The order also addresses wider issues, like software security, which in recent years has become a headache for the Biden administration. Multiple major cyber incidents have been caused by hackers exploiting vulnerabilities in faulty software used broadly by federal agencies and private companies alike.

The executive order would change federal acquisition regulations to require software companies providing their products to federal agencies to submit documentation to the Cybersecurity and Infrastructure Security Agency proving they have implemented strong cybersecurity efforts. This is a formalization of the process that CISA rolled out early last year.

Cloud security is another focus of the executive order. The order would require the Federal Risk and Authorization Management Program, or FedRAMP, to develop policies to push private sector cloud service providers to step up the security of their systems, particularly if they are securing federal data.

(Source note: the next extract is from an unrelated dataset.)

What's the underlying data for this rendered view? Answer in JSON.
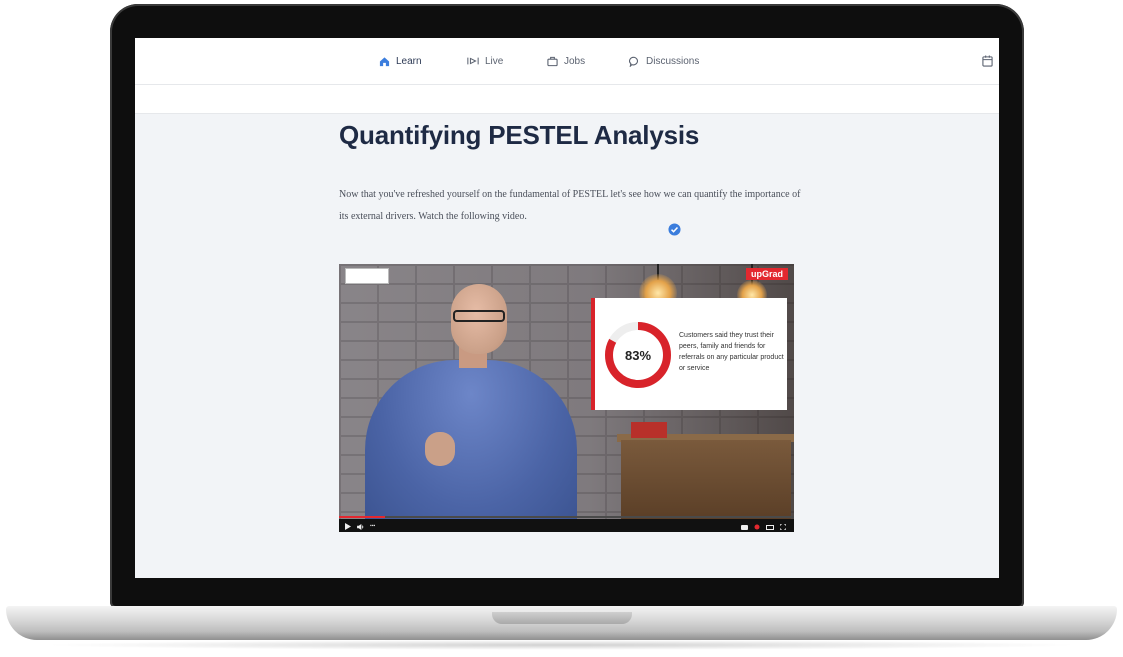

Among the provisions is a requirement, first reported by POLITICO, for federal agencies to move to only purchasing internet-connected devices that have been given the voluntary Cyber Trust Mark label. The program, overseen by the Federal Communications Commission, allows companies to obtain a label certifying the cybersecurity of their products if they are built to specific standards from the National Institute of Standards and Technology.

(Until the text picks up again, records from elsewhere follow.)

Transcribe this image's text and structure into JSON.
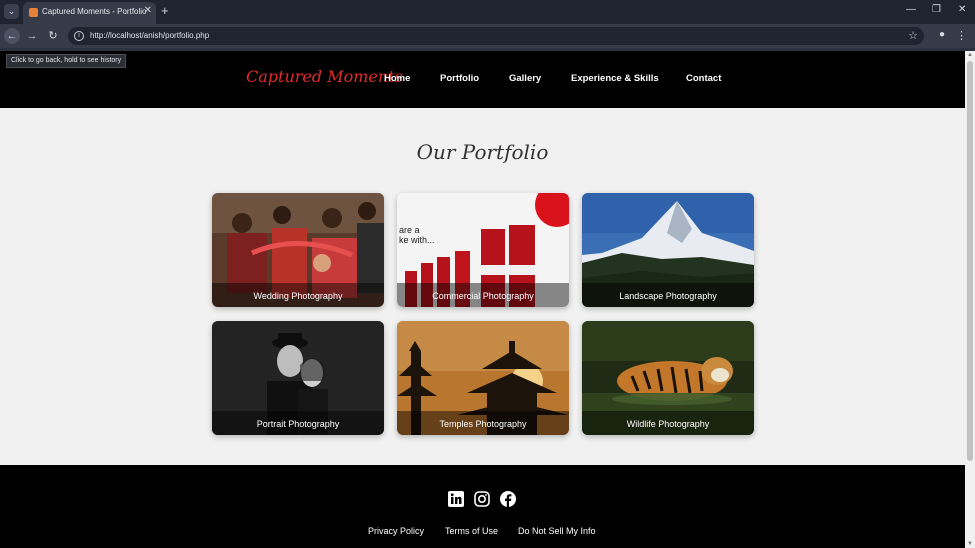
{
  "browser": {
    "tab_title": "Captured Moments - Portfolio",
    "url": "http://localhost/anish/portfolio.php",
    "tooltip": "Click to go back, hold to see history"
  },
  "site": {
    "logo": "Captured Moments",
    "nav": [
      "Home",
      "Portfolio",
      "Gallery",
      "Experience & Skills",
      "Contact"
    ],
    "section_title": "Our Portfolio",
    "cards": [
      "Wedding Photography",
      "Commercial Photography",
      "Landscape Photography",
      "Portrait Photography",
      "Temples Photography",
      "Wildlife Photography"
    ],
    "social": [
      "linkedin-icon",
      "instagram-icon",
      "facebook-icon"
    ],
    "footer_links": [
      "Privacy Policy",
      "Terms of Use",
      "Do Not Sell My Info"
    ]
  },
  "colors": {
    "logo": "#e22b2b",
    "header_bg": "#000000",
    "page_bg": "#f1f1f1"
  }
}
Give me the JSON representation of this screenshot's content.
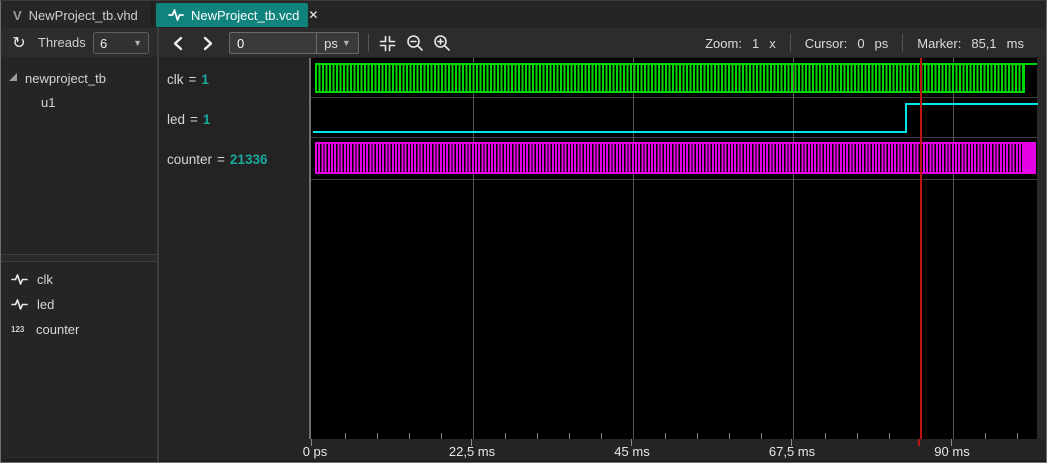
{
  "tabs": {
    "vhd": {
      "icon_letter": "V",
      "label": "NewProject_tb.vhd"
    },
    "vcd": {
      "label": "NewProject_tb.vcd",
      "close_glyph": "✕"
    }
  },
  "toolbar": {
    "refresh_glyph": "↻",
    "threads": {
      "label": "Threads",
      "value": "6"
    },
    "time_input": {
      "value": "0",
      "unit": "ps"
    },
    "status": {
      "zoom_label": "Zoom:",
      "zoom_value": "1",
      "zoom_unit": "x",
      "cursor_label": "Cursor:",
      "cursor_value": "0",
      "cursor_unit": "ps",
      "marker_label": "Marker:",
      "marker_value": "85,1",
      "marker_unit": "ms"
    }
  },
  "sidebar": {
    "tree": [
      {
        "label": "newproject_tb"
      },
      {
        "label": "u1"
      }
    ],
    "signals": [
      {
        "label": "clk",
        "icon": "waveform-icon"
      },
      {
        "label": "led",
        "icon": "waveform-icon"
      },
      {
        "label": "counter",
        "icon": "number-icon"
      }
    ]
  },
  "wave": {
    "rows": [
      {
        "name": "clk",
        "sep": "=",
        "value": "1",
        "kind": "clock"
      },
      {
        "name": "led",
        "sep": "=",
        "value": "1",
        "kind": "bit",
        "rise_time_estimate": "≈83,5 ms"
      },
      {
        "name": "counter",
        "sep": "=",
        "value": "21336",
        "kind": "bus"
      }
    ],
    "marker_time": "85,1 ms"
  },
  "axis": {
    "ticks": [
      "0 ps",
      "22,5 ms",
      "45 ms",
      "67,5 ms",
      "90 ms"
    ]
  },
  "colors": {
    "active_tab": "#0f837c",
    "clk": "#00d600",
    "led": "#00e6e6",
    "counter": "#e600e6",
    "marker": "#bf1414",
    "value_text": "#18a999"
  }
}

The summary indicated that there would be efforts to create “digital identity documents and validation services,” though did not go into further details. NextGov reported earlier this week that this will involve a push for agencies to use more digital documents, like driver's licenses, to help speed up the process of applying for public benefits.

The order is also calling to step up the cybersecurity of U.S. satellites, an issue increasingly in the spotlight as nations like Russia and China threaten U.S. assets in space. Another clause in the order would establish working groups at CISA to help with conducting more threat hunting in federal networks, and end point detection and response.

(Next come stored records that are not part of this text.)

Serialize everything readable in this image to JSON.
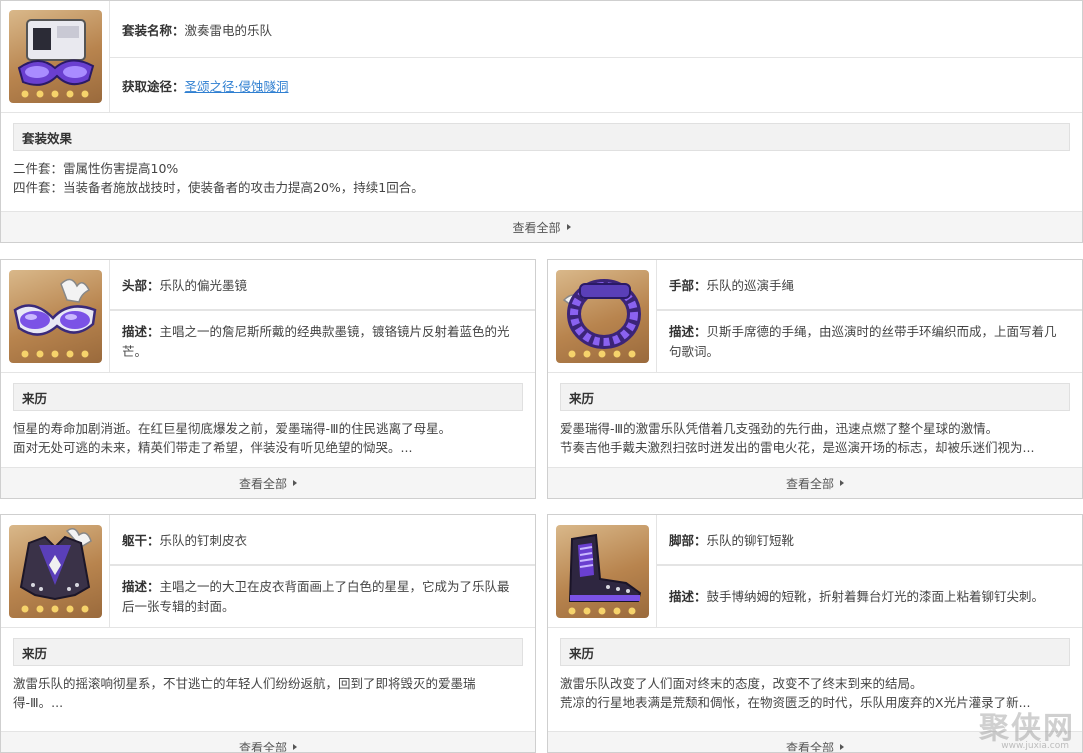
{
  "set": {
    "name_label": "套装名称：",
    "name_value": "激奏雷电的乐队",
    "source_label": "获取途径：",
    "source_link": "圣颂之径·侵蚀隧洞",
    "effects_title": "套装效果",
    "effects": [
      "二件套：雷属性伤害提高10%",
      "四件套：当装备者施放战技时，使装备者的攻击力提高20%，持续1回合。"
    ],
    "more_label": "查看全部"
  },
  "pieces": [
    {
      "slot_label": "头部：",
      "slot_value": "乐队的偏光墨镜",
      "desc_label": "描述：",
      "desc_value": "主唱之一的詹尼斯所戴的经典款墨镜，镀铬镜片反射着蓝色的光芒。",
      "story_title": "来历",
      "story": [
        "恒星的寿命加剧消逝。在红巨星彻底爆发之前，爱墨瑞得-Ⅲ的住民逃离了母星。",
        "面对无处可逃的未来，精英们带走了希望，伴装没有听见绝望的恸哭。..."
      ],
      "more_label": "查看全部",
      "icon": "sunglasses-icon"
    },
    {
      "slot_label": "手部：",
      "slot_value": "乐队的巡演手绳",
      "desc_label": "描述：",
      "desc_value": "贝斯手席德的手绳，由巡演时的丝带手环编织而成，上面写着几句歌词。",
      "story_title": "来历",
      "story": [
        "爱墨瑞得-Ⅲ的激雷乐队凭借着几支强劲的先行曲，迅速点燃了整个星球的激情。",
        "节奏吉他手戴夫激烈扫弦时迸发出的雷电火花，是巡演开场的标志，却被乐迷们视为..."
      ],
      "more_label": "查看全部",
      "icon": "wristband-icon"
    },
    {
      "slot_label": "躯干：",
      "slot_value": "乐队的钉刺皮衣",
      "desc_label": "描述：",
      "desc_value": "主唱之一的大卫在皮衣背面画上了白色的星星，它成为了乐队最后一张专辑的封面。",
      "story_title": "来历",
      "story": [
        "激雷乐队的摇滚响彻星系，不甘逃亡的年轻人们纷纷返航，回到了即将毁灭的爱墨瑞",
        "得-Ⅲ。..."
      ],
      "more_label": "查看全部",
      "icon": "leather-jacket-icon"
    },
    {
      "slot_label": "脚部：",
      "slot_value": "乐队的铆钉短靴",
      "desc_label": "描述：",
      "desc_value": "鼓手博纳姆的短靴，折射着舞台灯光的漆面上粘着铆钉尖刺。",
      "story_title": "来历",
      "story": [
        "激雷乐队改变了人们面对终末的态度，改变不了终末到来的结局。",
        "荒凉的行星地表满是荒颓和倜怅，在物资匮乏的时代，乐队用废弃的X光片灌录了新..."
      ],
      "more_label": "查看全部",
      "icon": "boots-icon"
    }
  ],
  "watermark": {
    "main": "聚侠网",
    "sub": "www.juxia.com"
  },
  "colors": {
    "link": "#2f7fd1",
    "thumb_bg": "#b8844e",
    "item_purple": "#6a3fd0",
    "star": "#f6d36b"
  }
}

A spokesperson for the White House National Security Council was not immediately able to comment on the details of the executive order, or when Biden plans to sign it. Neuberger, who spearheaded the order, is planning to step down from her role on Jan. 17 at the end of next week, limiting the timeline for signature.

It is unclear whether President-elect Donald Trump will allow the order to remain in place once he takes office, though cybersecurity issues are typically of bipartisan concern, particularly as state-backed cyber intrusions remain major issues of national security. Trump has not commented on the pending order publicly, though he did sign an executive order to strengthen critical infrastructure cybersecurity in 2017.